The Evidence Portal

Home Visiting Program

About the program

The Home Visiting program is a home-based prevention and early intervention program. It aims to mediate the risk for child abuse and neglect by enhancing family adjustment to the parenting role.

The home visiting program is designed to:

  • establish a relationship of trust between the professional home visitors and the family
  • promote maternal-infant attachment
  • improve parental adoption of health promoting behaviors
  • promote positive parenting practices
  • reduce parental stress and improve maternal mood
  • reduce child abuse potential
  • promote the use of community and neighborhood support systems to assist families.

Who does it work for?

The program is designed for families of newly born infants who reported one or more of the following risk factors:

  • sole parenthood
  • ambivalence to the pregnancy (e.g. sought termination, no antenatal care)
  • physical forms of domestic violence
  • child abuse of either parent
  • mother less than 18 years old
  • unstable housing
  • financial stress
  • low levels of education for the mother
  • low family income
  • social isolation
  • history of mental health disorders
  • alcohol or drug abuse.

The Home Visiting program has been evaluated in Australia (Fraser et al. 2000).

A randomised control trial was conducted with 138 people (68 people were in the intervention group and 70 people were in the control group). On average, mothers were 26 years old. Most participants were Australian born, and around 9% identified as Aboriginal and/or Torres Strait Islander. CALD populations were also included in the study (about 25% were not born in Australia). Most participants were from low-income households.

What outcomes does it contribute to?

Positive outcomes:

  • Child abuse potential: parents who participated in the Home Visiting program were less likely to be at risk of perpetrating child abuse, compared to parents who did not participate in the program.
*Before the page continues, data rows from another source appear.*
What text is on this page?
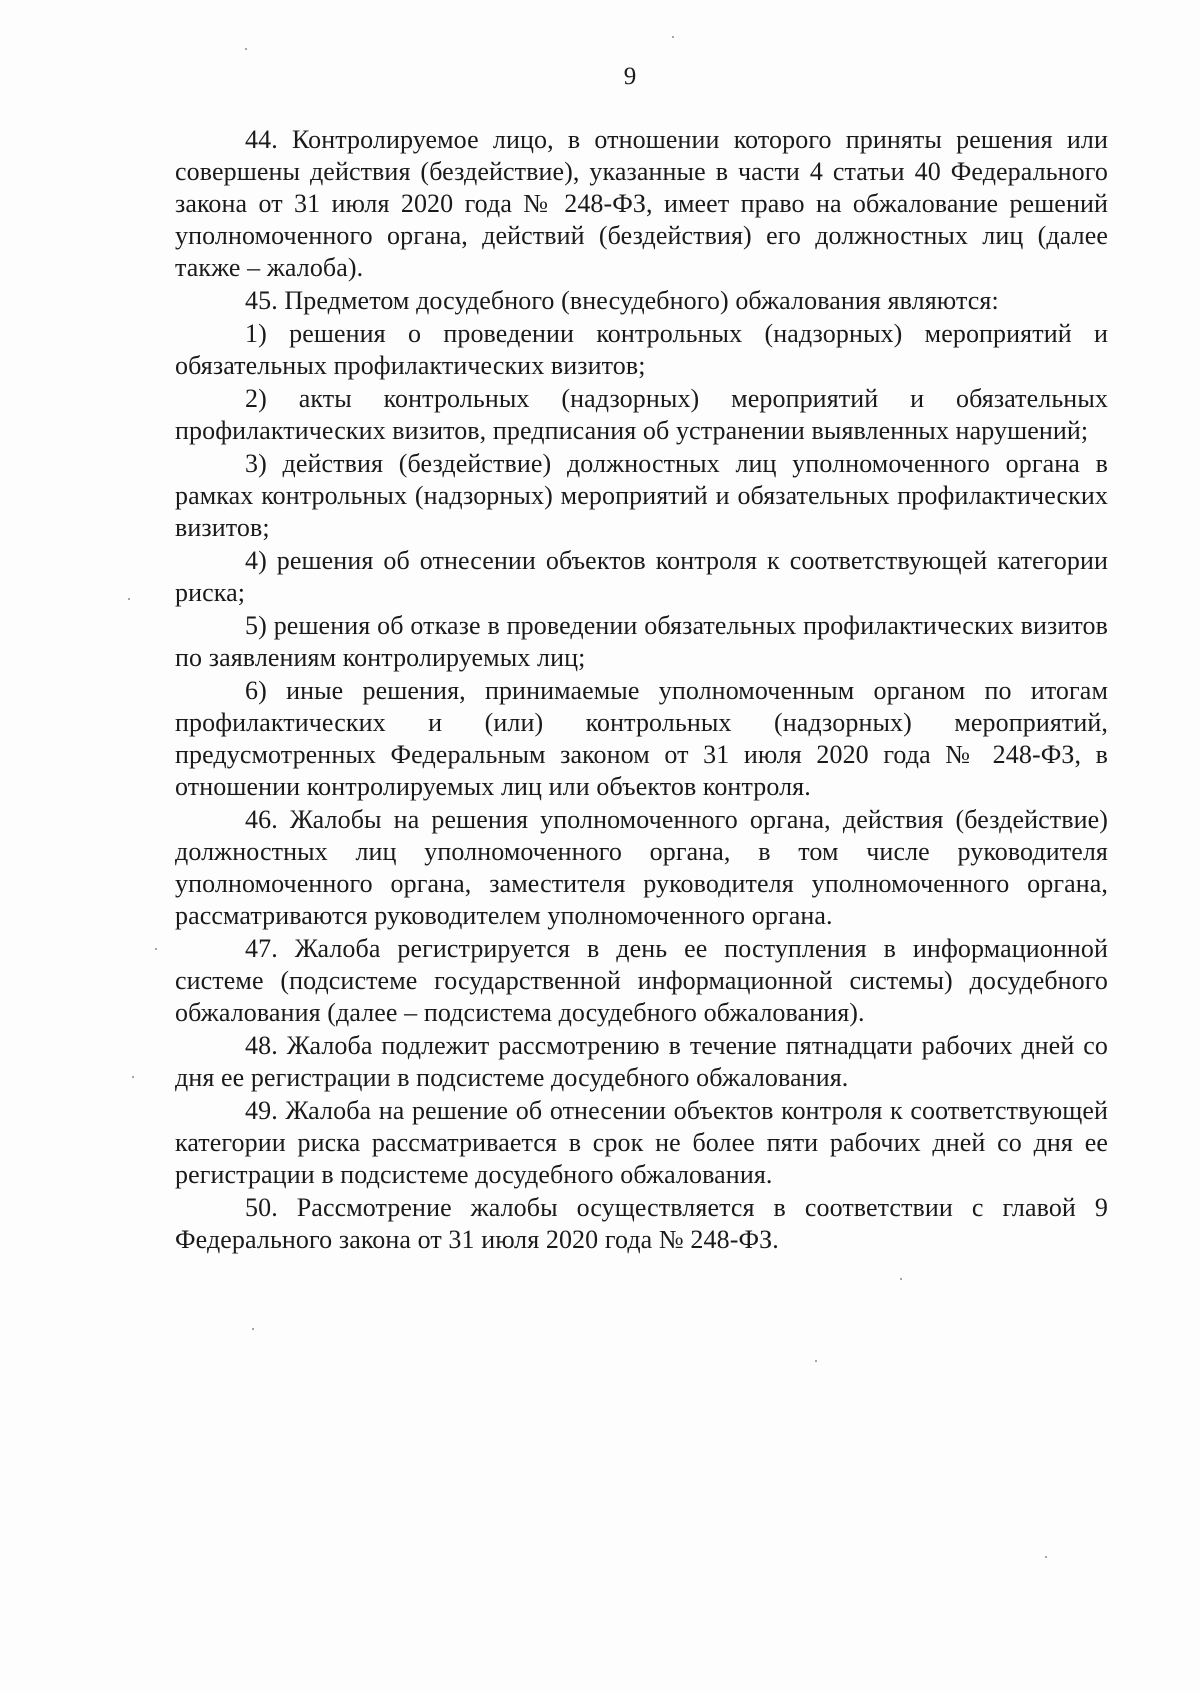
9

44. Контролируемое лицо, в отношении которого приняты решения или совершены действия (бездействие), указанные в части 4 статьи 40 Федерального закона от 31 июля 2020 года № 248-ФЗ, имеет право на обжалование решений уполномоченного органа, действий (бездействия) его должностных лиц (далее также – жалоба).

45. Предметом досудебного (внесудебного) обжалования являются:

1) решения о проведении контрольных (надзорных) мероприятий и обязательных профилактических визитов;

2) акты контрольных (надзорных) мероприятий и обязательных профилактических визитов, предписания об устранении выявленных нарушений;

3) действия (бездействие) должностных лиц уполномоченного органа в рамках контрольных (надзорных) мероприятий и обязательных профилактических визитов;

4) решения об отнесении объектов контроля к соответствующей категории риска;

5) решения об отказе в проведении обязательных профилактических визитов по заявлениям контролируемых лиц;

6) иные решения, принимаемые уполномоченным органом по итогам профилактических и (или) контрольных (надзорных) мероприятий, предусмотренных Федеральным законом от 31 июля 2020 года № 248-ФЗ, в отношении контролируемых лиц или объектов контроля.

46. Жалобы на решения уполномоченного органа, действия (бездействие) должностных лиц уполномоченного органа, в том числе руководителя уполномоченного органа, заместителя руководителя уполномоченного органа, рассматриваются руководителем уполномоченного органа.

47. Жалоба регистрируется в день ее поступления в информационной системе (подсистеме государственной информационной системы) досудебного обжалования (далее – подсистема досудебного обжалования).

48. Жалоба подлежит рассмотрению в течение пятнадцати рабочих дней со дня ее регистрации в подсистеме досудебного обжалования.

49. Жалоба на решение об отнесении объектов контроля к соответствующей категории риска рассматривается в срок не более пяти рабочих дней со дня ее регистрации в подсистеме досудебного обжалования.

50. Рассмотрение жалобы осуществляется в соответствии с главой 9 Федерального закона от 31 июля 2020 года № 248-ФЗ.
There was a significant reduction in the Child Abuse Prevention Inventory (CAPI) abuse scale scores, a screening tool used to identify individual risk for child abuse potential.

No effect:

  • General parenting behaviours: the program has no effect on improved parenting behaviours, such as improvements in responsivity, acceptance, organisation, play materials, and involvement.
  • Parenting stress: the program has no effect on parenting stress scores.
  • Parent’s mental health: the program has no effect on the amount of a mother’s depressive symptoms.

Negative outcomes:

  • No negative outcomes were found.

How effective is it?

Overall, the Home Visiting program has a mixed effect on client outcomes.

How strong is the evidence?

Mixed research evidence (with no adverse effects):

  • At least one high-quality randomised controlled trial (RCT) or quasi-experimental design (QED) study reports statistically significant positive effects for at least one outcome, AND
  • An equal number or more RCT or QED studies of similar size and quality show no observed effects than show statistically significant positive effects, AND
  • No RCT or QED studies show statistically significant adverse effects.

How is it implemented?

The Home Visiting program is implemented through home visits of 20-60mins in length.

Child health nurses undertook the home visits. Visits were weekly until infants are 6 weeks old, fortnightly until infants are 3 months old, then monthly until the age of 12 months. The minimum number of home-visits expected per family is 18 and can be exceeded where negotiated between families and nurses. 

A social worker also provided social work intervention in the home for families where parental conflict or maternal ambivalence was reported and where parents requested counselling for issues related to their own abusive childhood. The social worker provided an extension of the nurses’ home visiting by using a family therapy approach.

Six parent aides also provided weekly assistance on a short-term basis to families requiring intensive assistance with parenting.

Program services are adapted according to individual needs. However, one of the key aims of the program is to improve utilisation of community and neighborhood support systems. Both nurses and social workers are engaged in promoting social support systems, informal resources, and enhancing skills and confidence to access these resources.

Weekly case conferencing also occurs. This aims to encourage discourse, reflection, and mutual information sharing. Interdisciplinary assessment, planning, and evaluation of program strategies takes place at these weekly meetings. This interdisciplinary model of home visitation allows home visiting nurses to coordinate available community services to which families could be referred.

How much does it cost?

Not reported

What else should I consider?

Another community child health nurse was available for staff relief when required.

The visiting nurses (including the relief nurse) were selected on the basis of their experience of working with high-risk families in a community context. Each nurse held general nursing, midwifery and child health nurse qualifications.

A community paediatrician with expertise in child protection coordinated the intervention program team. The community paediatrician assessed families referred to an outpatient clinic, home visited in acute situations, provided medical attention where required, and facilitated access to child protection services when necessary.

Where does the evidence come from?

One RCT conducted in Australia, with 138 participants (Fraser et al. 2000).

Further resources

Fraser et al. (2000), Home visiting intervention for vulnerable families with newborns: Follow-up results of a randomized controlled trial. Child Abuse & Neglect, Vol. 24, No. 11, pp. 1399-1429.